Producing a Hand-Made Book

The writer of Ecclesiastes correctly surmised that there was no end to the business of making books. However, their publication in hard copy is another matter. Today’s commercial book market is dominated by the perfect-bound softcover book. Although hardcover books still appear regularly, these are almost entirely machine-produced. In appearance, many of these imitate the traditional hand-bound books of a century ago, but no machine-produced books have the durable qualities of the traditional “library” binding. Nor, indeed, do they have quite the same look, feel or smell. A traditional binding in leather or leather quarters is a thing of beauty. One can readily agree with Winston Churchill on this:

If you cannot read all your books, at any rate handle, or as it were, fondle them – peer into them, let them fall open where they will, read from the first sentence that arrests the eye, set them back on the shelves with your own hands, arrange them on your own plan so that if you do not know what is in them, you at least know where they are. Let them be your friends; let them at any rate be your acquaintances. If they cannot enter the circle of your life, do not deny them at least a nod of recognition.

At Carbarita Press, the physical object is just as important as its contents.
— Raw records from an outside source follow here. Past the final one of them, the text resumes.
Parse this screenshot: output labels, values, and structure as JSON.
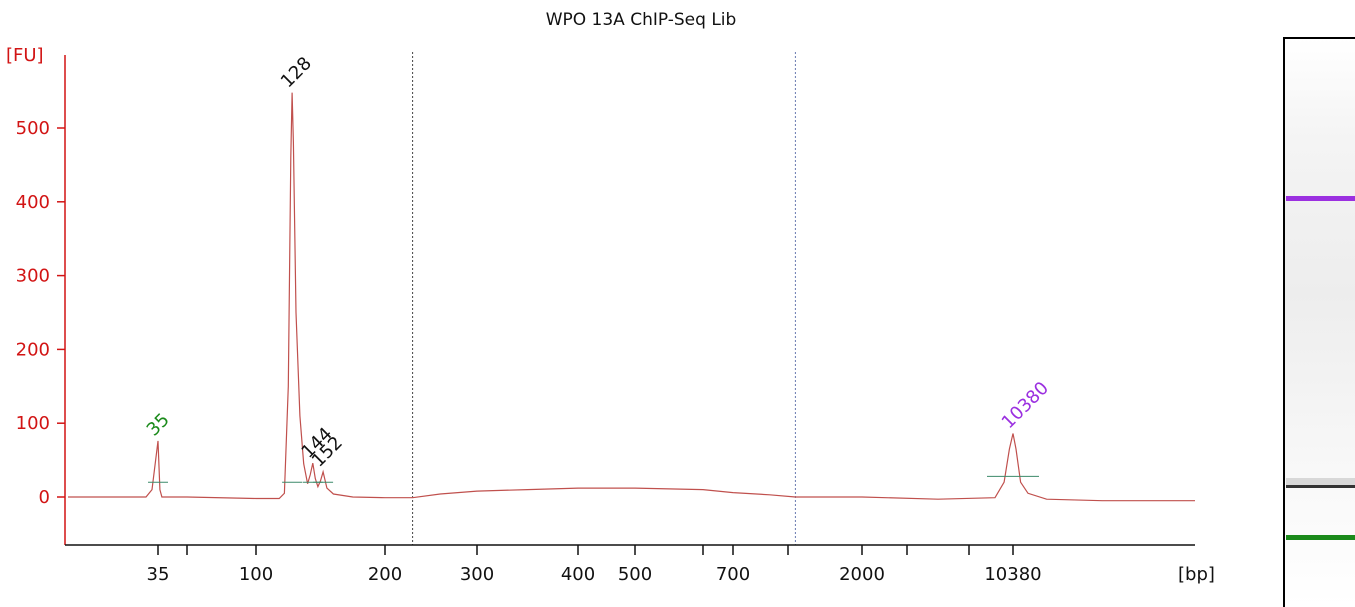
{
  "chart_data": {
    "type": "line",
    "title": "WPO 13A ChIP-Seq Lib",
    "ylabel": "[FU]",
    "xlabel": "[bp]",
    "ylim": [
      -60,
      610
    ],
    "yticks": [
      0,
      100,
      200,
      300,
      400,
      500
    ],
    "x_ticks": [
      {
        "label": "35",
        "bp": 35
      },
      {
        "label": "",
        "bp": 50
      },
      {
        "label": "100",
        "bp": 100
      },
      {
        "label": "200",
        "bp": 200
      },
      {
        "label": "300",
        "bp": 300
      },
      {
        "label": "400",
        "bp": 400
      },
      {
        "label": "500",
        "bp": 500
      },
      {
        "label": "",
        "bp": 600
      },
      {
        "label": "700",
        "bp": 700
      },
      {
        "label": "",
        "bp": 1000
      },
      {
        "label": "2000",
        "bp": 2000
      },
      {
        "label": "",
        "bp": 3000
      },
      {
        "label": "",
        "bp": 7000
      },
      {
        "label": "10380",
        "bp": 10380
      }
    ],
    "region_markers_bp": [
      230,
      1100
    ],
    "peaks": [
      {
        "label": "35",
        "bp": 35,
        "fu": 76,
        "color": "#1a8a1a"
      },
      {
        "label": "128",
        "bp": 128,
        "fu": 548,
        "color": "#111111"
      },
      {
        "label": "144",
        "bp": 144,
        "fu": 46,
        "color": "#111111"
      },
      {
        "label": "152",
        "bp": 152,
        "fu": 34,
        "color": "#111111"
      },
      {
        "label": "10380",
        "bp": 10380,
        "fu": 86,
        "color": "#9b30e0"
      }
    ],
    "series": [
      {
        "color": "#c0504d",
        "points": [
          [
            20,
            0
          ],
          [
            33,
            0
          ],
          [
            34,
            10
          ],
          [
            35,
            76
          ],
          [
            36,
            10
          ],
          [
            37,
            0
          ],
          [
            50,
            0
          ],
          [
            100,
            -2
          ],
          [
            118,
            -2
          ],
          [
            122,
            5
          ],
          [
            125,
            150
          ],
          [
            127,
            460
          ],
          [
            128,
            548
          ],
          [
            129,
            480
          ],
          [
            131,
            250
          ],
          [
            134,
            110
          ],
          [
            137,
            45
          ],
          [
            140,
            18
          ],
          [
            142,
            30
          ],
          [
            144,
            46
          ],
          [
            146,
            25
          ],
          [
            148,
            14
          ],
          [
            150,
            22
          ],
          [
            152,
            34
          ],
          [
            155,
            12
          ],
          [
            160,
            4
          ],
          [
            175,
            0
          ],
          [
            200,
            -1
          ],
          [
            230,
            -1
          ],
          [
            260,
            4
          ],
          [
            300,
            8
          ],
          [
            350,
            10
          ],
          [
            400,
            12
          ],
          [
            500,
            12
          ],
          [
            600,
            10
          ],
          [
            700,
            6
          ],
          [
            900,
            3
          ],
          [
            1100,
            0
          ],
          [
            2000,
            0
          ],
          [
            5000,
            -3
          ],
          [
            9000,
            -1
          ],
          [
            9700,
            20
          ],
          [
            10100,
            65
          ],
          [
            10380,
            86
          ],
          [
            10700,
            65
          ],
          [
            11200,
            20
          ],
          [
            12000,
            5
          ],
          [
            14000,
            -3
          ],
          [
            20000,
            -5
          ],
          [
            30000,
            -5
          ]
        ]
      }
    ]
  },
  "gel": {
    "upper_marker_color": "#9b30e0",
    "lower_marker_color": "#1a8a1a",
    "band_color": "#333333"
  }
}
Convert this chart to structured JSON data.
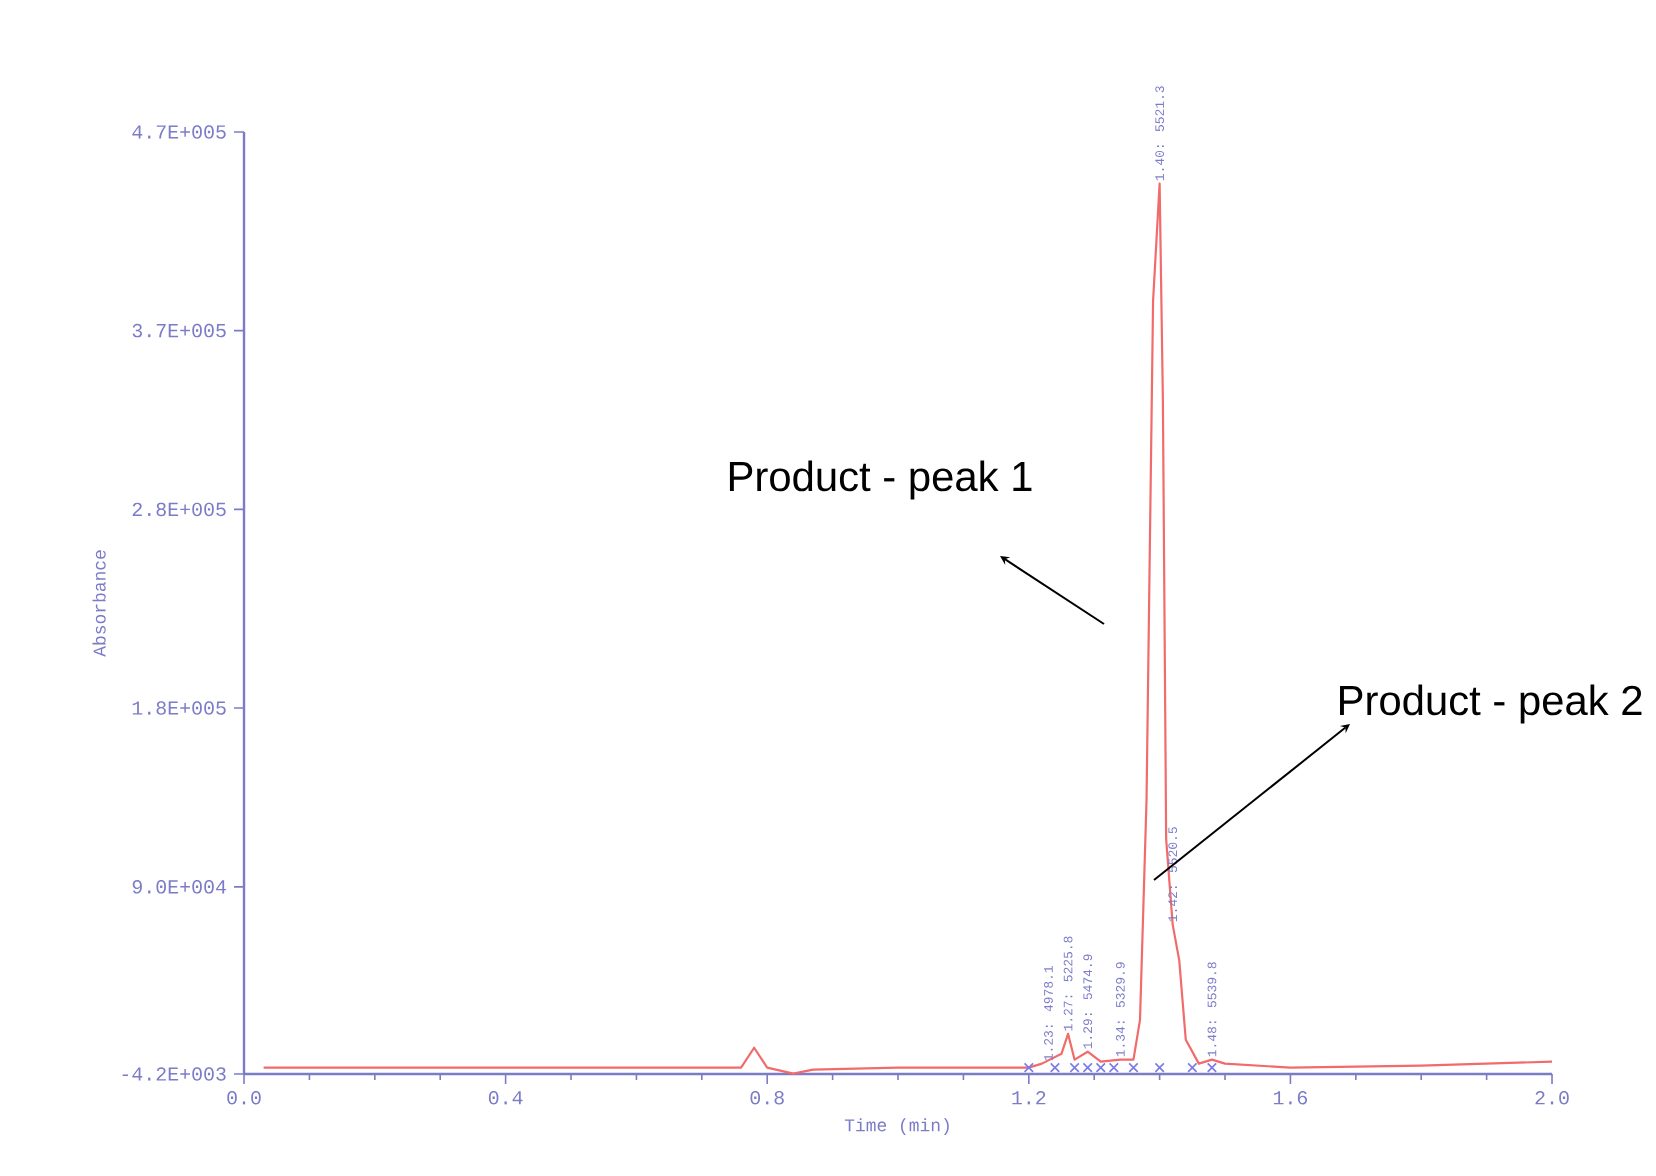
{
  "chart_data": {
    "type": "line",
    "xlabel": "Time (min)",
    "ylabel": "Absorbance",
    "xlim": [
      0,
      2.0
    ],
    "ylim": [
      -4200,
      470000
    ],
    "xticks": [
      {
        "value": 0,
        "label": "0.0"
      },
      {
        "value": 0.4,
        "label": "0.4"
      },
      {
        "value": 0.8,
        "label": "0.8"
      },
      {
        "value": 1.2,
        "label": "1.2"
      },
      {
        "value": 1.6,
        "label": "1.6"
      },
      {
        "value": 2.0,
        "label": "2.0"
      }
    ],
    "yticks": [
      {
        "value": -4200,
        "label": "-4.2E+003"
      },
      {
        "value": 90000,
        "label": "9.0E+004"
      },
      {
        "value": 180000,
        "label": "1.8E+005"
      },
      {
        "value": 280000,
        "label": "2.8E+005"
      },
      {
        "value": 370000,
        "label": "3.7E+005"
      },
      {
        "value": 470000,
        "label": "4.7E+005"
      }
    ],
    "series": [
      {
        "color": "#f26b6b",
        "x": [
          0.03,
          0.76,
          0.78,
          0.8,
          0.84,
          0.87,
          1.0,
          1.2,
          1.22,
          1.25,
          1.26,
          1.27,
          1.29,
          1.31,
          1.34,
          1.36,
          1.37,
          1.38,
          1.39,
          1.4,
          1.405,
          1.41,
          1.42,
          1.43,
          1.44,
          1.46,
          1.48,
          1.5,
          1.6,
          1.8,
          2.0
        ],
        "values": [
          -1000,
          -1000,
          9000,
          -1000,
          -4000,
          -2000,
          -1000,
          -1000,
          1000,
          6000,
          16000,
          3000,
          7000,
          2000,
          3000,
          3000,
          23000,
          134000,
          385000,
          444000,
          335000,
          114000,
          71000,
          53000,
          13000,
          1000,
          3000,
          1000,
          -1000,
          0,
          2000
        ]
      },
      {
        "type": "scatter",
        "color": "#7a7ae6",
        "marker": "cross",
        "x": [
          1.2,
          1.24,
          1.27,
          1.29,
          1.31,
          1.33,
          1.36,
          1.4,
          1.45,
          1.48
        ],
        "values": [
          -1000,
          -1000,
          -1000,
          -1000,
          -1000,
          -1000,
          -1000,
          -1000,
          -1000,
          -1000
        ]
      }
    ],
    "annotations": [
      {
        "text": "1.23: 4978.1",
        "x": 1.23,
        "y": 1000
      },
      {
        "text": "1.27: 5225.8",
        "x": 1.26,
        "y": 16000
      },
      {
        "text": "1.29: 5474.9",
        "x": 1.29,
        "y": 7000
      },
      {
        "text": "1.34: 5329.9",
        "x": 1.34,
        "y": 3000
      },
      {
        "text": "1.40: 5521.3",
        "x": 1.4,
        "y": 444000
      },
      {
        "text": "1.42: 5520.5",
        "x": 1.42,
        "y": 71000
      },
      {
        "text": "1.48: 5539.8",
        "x": 1.48,
        "y": 3000
      },
      "Product - peak 1",
      "Product - peak 2"
    ]
  }
}
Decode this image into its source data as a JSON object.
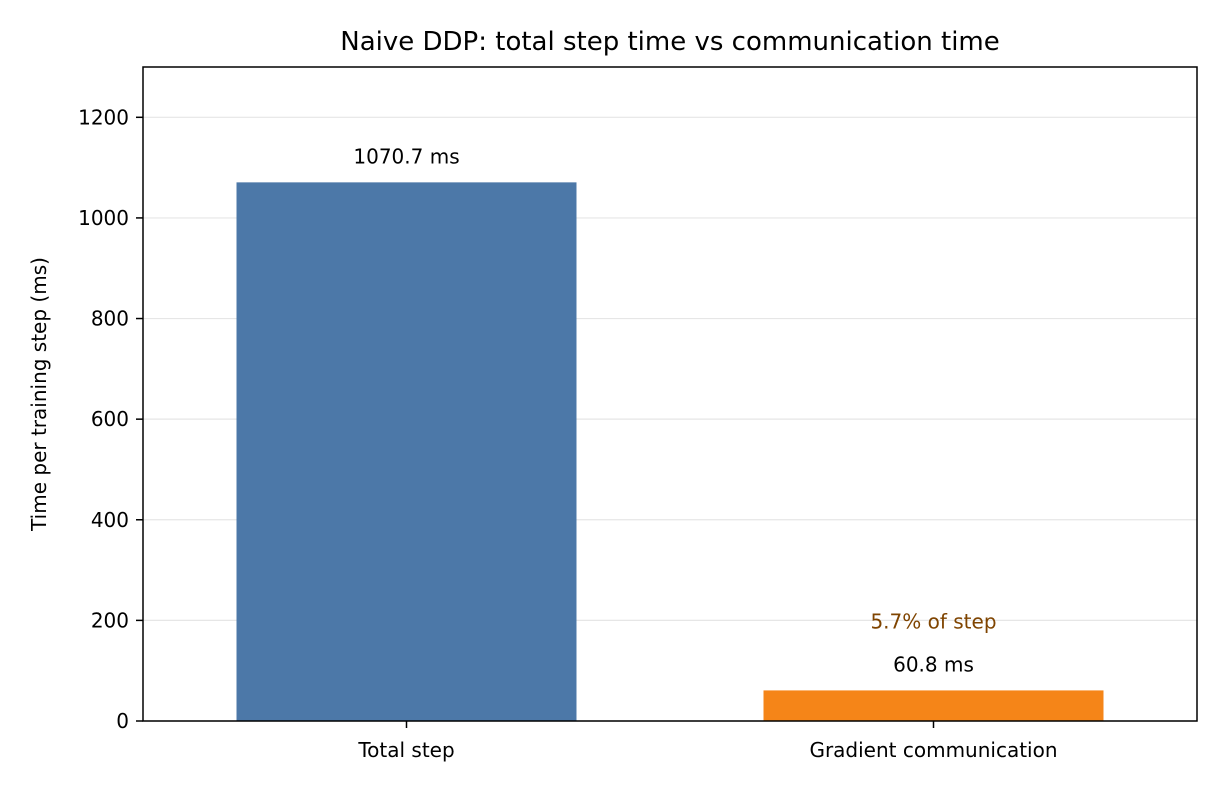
{
  "chart_data": {
    "type": "bar",
    "title": "Naive DDP: total step time vs communication time",
    "xlabel": "",
    "ylabel": "Time per training step (ms)",
    "categories": [
      "Total step",
      "Gradient communication"
    ],
    "values": [
      1070.7,
      60.8
    ],
    "data_labels": [
      "1070.7 ms",
      "60.8 ms"
    ],
    "colors": [
      "#4c78a8",
      "#f58518"
    ],
    "ylim": [
      0,
      1300
    ],
    "yticks": [
      0,
      200,
      400,
      600,
      800,
      1000,
      1200
    ],
    "grid": "y",
    "annotations": [
      {
        "text": "5.7% of step",
        "category": "Gradient communication",
        "color": "#7f4400"
      }
    ]
  }
}
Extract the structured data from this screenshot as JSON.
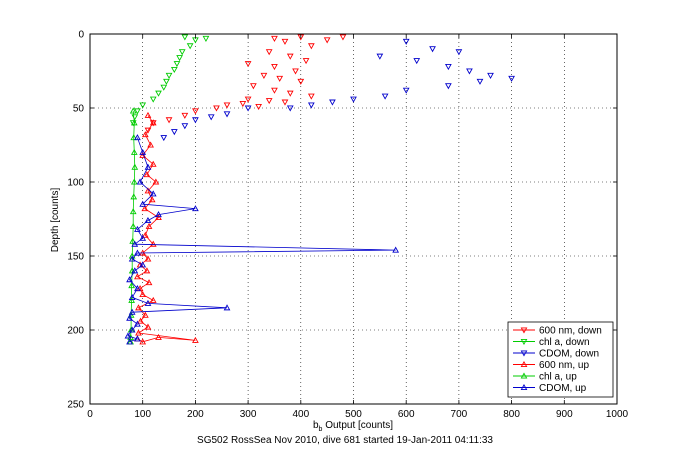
{
  "chart_data": {
    "type": "scatter",
    "xlabel_main": "b",
    "xlabel_sub": "b",
    "xlabel_rest": " Output [counts]",
    "ylabel": "Depth [counts]",
    "caption": "SG502 RossSea Nov 2010, dive 681 started 19-Jan-2011 04:11:33",
    "xlim": [
      0,
      1000
    ],
    "ylim": [
      0,
      250
    ],
    "y_reversed": true,
    "grid": true,
    "legend_position": "bottom-right",
    "xticks": [
      0,
      100,
      200,
      300,
      400,
      500,
      600,
      700,
      800,
      900,
      1000
    ],
    "yticks": [
      0,
      50,
      100,
      150,
      200,
      250
    ],
    "series": [
      {
        "name": "600 nm, down",
        "color": "#ff0000",
        "marker": "tri-down",
        "connected": false,
        "points": [
          [
            350,
            3
          ],
          [
            370,
            5
          ],
          [
            400,
            2
          ],
          [
            420,
            8
          ],
          [
            450,
            4
          ],
          [
            480,
            2
          ],
          [
            340,
            12
          ],
          [
            380,
            15
          ],
          [
            410,
            18
          ],
          [
            300,
            20
          ],
          [
            350,
            22
          ],
          [
            390,
            25
          ],
          [
            330,
            28
          ],
          [
            360,
            30
          ],
          [
            400,
            32
          ],
          [
            310,
            35
          ],
          [
            350,
            38
          ],
          [
            380,
            40
          ],
          [
            420,
            42
          ],
          [
            300,
            44
          ],
          [
            340,
            45
          ],
          [
            370,
            46
          ],
          [
            290,
            47
          ],
          [
            260,
            48
          ],
          [
            320,
            49
          ],
          [
            240,
            50
          ],
          [
            200,
            52
          ],
          [
            180,
            55
          ],
          [
            150,
            58
          ],
          [
            120,
            60
          ],
          [
            110,
            65
          ]
        ]
      },
      {
        "name": "chl a, down",
        "color": "#00cc00",
        "marker": "tri-down",
        "connected": false,
        "points": [
          [
            180,
            2
          ],
          [
            200,
            4
          ],
          [
            220,
            3
          ],
          [
            190,
            8
          ],
          [
            175,
            12
          ],
          [
            170,
            16
          ],
          [
            165,
            20
          ],
          [
            160,
            24
          ],
          [
            150,
            28
          ],
          [
            145,
            32
          ],
          [
            140,
            36
          ],
          [
            130,
            40
          ],
          [
            120,
            44
          ],
          [
            100,
            48
          ],
          [
            90,
            52
          ],
          [
            85,
            56
          ],
          [
            82,
            60
          ]
        ]
      },
      {
        "name": "CDOM, down",
        "color": "#0000cc",
        "marker": "tri-down",
        "connected": false,
        "points": [
          [
            600,
            5
          ],
          [
            650,
            10
          ],
          [
            700,
            12
          ],
          [
            550,
            15
          ],
          [
            620,
            18
          ],
          [
            680,
            22
          ],
          [
            720,
            25
          ],
          [
            760,
            28
          ],
          [
            800,
            30
          ],
          [
            740,
            32
          ],
          [
            680,
            35
          ],
          [
            600,
            38
          ],
          [
            560,
            42
          ],
          [
            500,
            44
          ],
          [
            460,
            46
          ],
          [
            420,
            48
          ],
          [
            380,
            50
          ],
          [
            300,
            50
          ],
          [
            260,
            54
          ],
          [
            230,
            56
          ],
          [
            200,
            58
          ],
          [
            180,
            62
          ],
          [
            160,
            66
          ],
          [
            140,
            70
          ]
        ]
      },
      {
        "name": "600 nm, up",
        "color": "#ff0000",
        "marker": "tri-up",
        "connected": true,
        "points": [
          [
            110,
            55
          ],
          [
            120,
            60
          ],
          [
            105,
            68
          ],
          [
            115,
            75
          ],
          [
            100,
            82
          ],
          [
            120,
            88
          ],
          [
            108,
            95
          ],
          [
            125,
            100
          ],
          [
            110,
            106
          ],
          [
            118,
            112
          ],
          [
            104,
            118
          ],
          [
            130,
            124
          ],
          [
            112,
            130
          ],
          [
            105,
            136
          ],
          [
            120,
            142
          ],
          [
            100,
            148
          ],
          [
            110,
            152
          ],
          [
            95,
            156
          ],
          [
            108,
            160
          ],
          [
            90,
            164
          ],
          [
            112,
            168
          ],
          [
            95,
            172
          ],
          [
            100,
            176
          ],
          [
            120,
            180
          ],
          [
            92,
            185
          ],
          [
            105,
            190
          ],
          [
            96,
            194
          ],
          [
            110,
            198
          ],
          [
            92,
            202
          ],
          [
            200,
            207
          ],
          [
            130,
            205
          ],
          [
            100,
            208
          ],
          [
            90,
            206
          ]
        ]
      },
      {
        "name": "chl a, up",
        "color": "#00cc00",
        "marker": "tri-up",
        "connected": true,
        "points": [
          [
            82,
            52
          ],
          [
            84,
            60
          ],
          [
            83,
            70
          ],
          [
            84,
            80
          ],
          [
            85,
            90
          ],
          [
            84,
            100
          ],
          [
            83,
            110
          ],
          [
            82,
            120
          ],
          [
            82,
            130
          ],
          [
            81,
            140
          ],
          [
            80,
            150
          ],
          [
            80,
            160
          ],
          [
            79,
            170
          ],
          [
            79,
            180
          ],
          [
            78,
            190
          ],
          [
            78,
            200
          ],
          [
            77,
            205
          ],
          [
            77,
            208
          ]
        ]
      },
      {
        "name": "CDOM, up",
        "color": "#0000cc",
        "marker": "tri-up",
        "connected": true,
        "points": [
          [
            90,
            70
          ],
          [
            100,
            80
          ],
          [
            110,
            90
          ],
          [
            95,
            100
          ],
          [
            120,
            108
          ],
          [
            100,
            115
          ],
          [
            200,
            118
          ],
          [
            130,
            122
          ],
          [
            110,
            126
          ],
          [
            90,
            132
          ],
          [
            100,
            138
          ],
          [
            85,
            142
          ],
          [
            580,
            146
          ],
          [
            90,
            148
          ],
          [
            80,
            152
          ],
          [
            100,
            156
          ],
          [
            85,
            160
          ],
          [
            75,
            166
          ],
          [
            90,
            172
          ],
          [
            80,
            178
          ],
          [
            110,
            182
          ],
          [
            260,
            185
          ],
          [
            80,
            188
          ],
          [
            75,
            192
          ],
          [
            90,
            196
          ],
          [
            80,
            200
          ],
          [
            72,
            204
          ],
          [
            90,
            206
          ],
          [
            75,
            208
          ]
        ]
      }
    ]
  }
}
A good book will beckon to you.

The owner-operators of Carbarita Press, Coman and Oldmeadow oversee the whole production of their books from the initial writing of the text (or the selection and editing of the texts of others), through copy editing, layout and design, inkjet printing, collation of pages, to the sewing of signatures and the final binding in traditional styles.

Binding is done by Brian Coman who became interested in the traditional techniques of bookbinding in 2018. By his own admission he is a rank amateur, and points out that a skilled bookbinder of yore would spend many years of apprenticeship to a Master of the trade. His own learning ( such as it is) is largely via books written by master bookbinders from the early part of the last century.

Due to the scarcity/high cost of much of the traditional equipment used, Brian has built most of his own presses, book ploughs and sewing frames. Some of the equipment is pictured below.

The manner of sewing depends upon the type of book. The most common method is often termed “sewn on tapes” and here, collections of folded pages (called signatures) are sewn as per the photograph below:

In this form of binding, the glued spine is usually “rounded and backed” to prevent excess swelling at the spine. This gives a characteristically rounded spine and a slightly concave foredge. Both are pleasing to the eye and make for a book with even sides.

Rounded and “backed” spine

The finished text block then has the boards attached to produce the standard “hard cover”.

Final covering in leather or bookcloth then completes the book.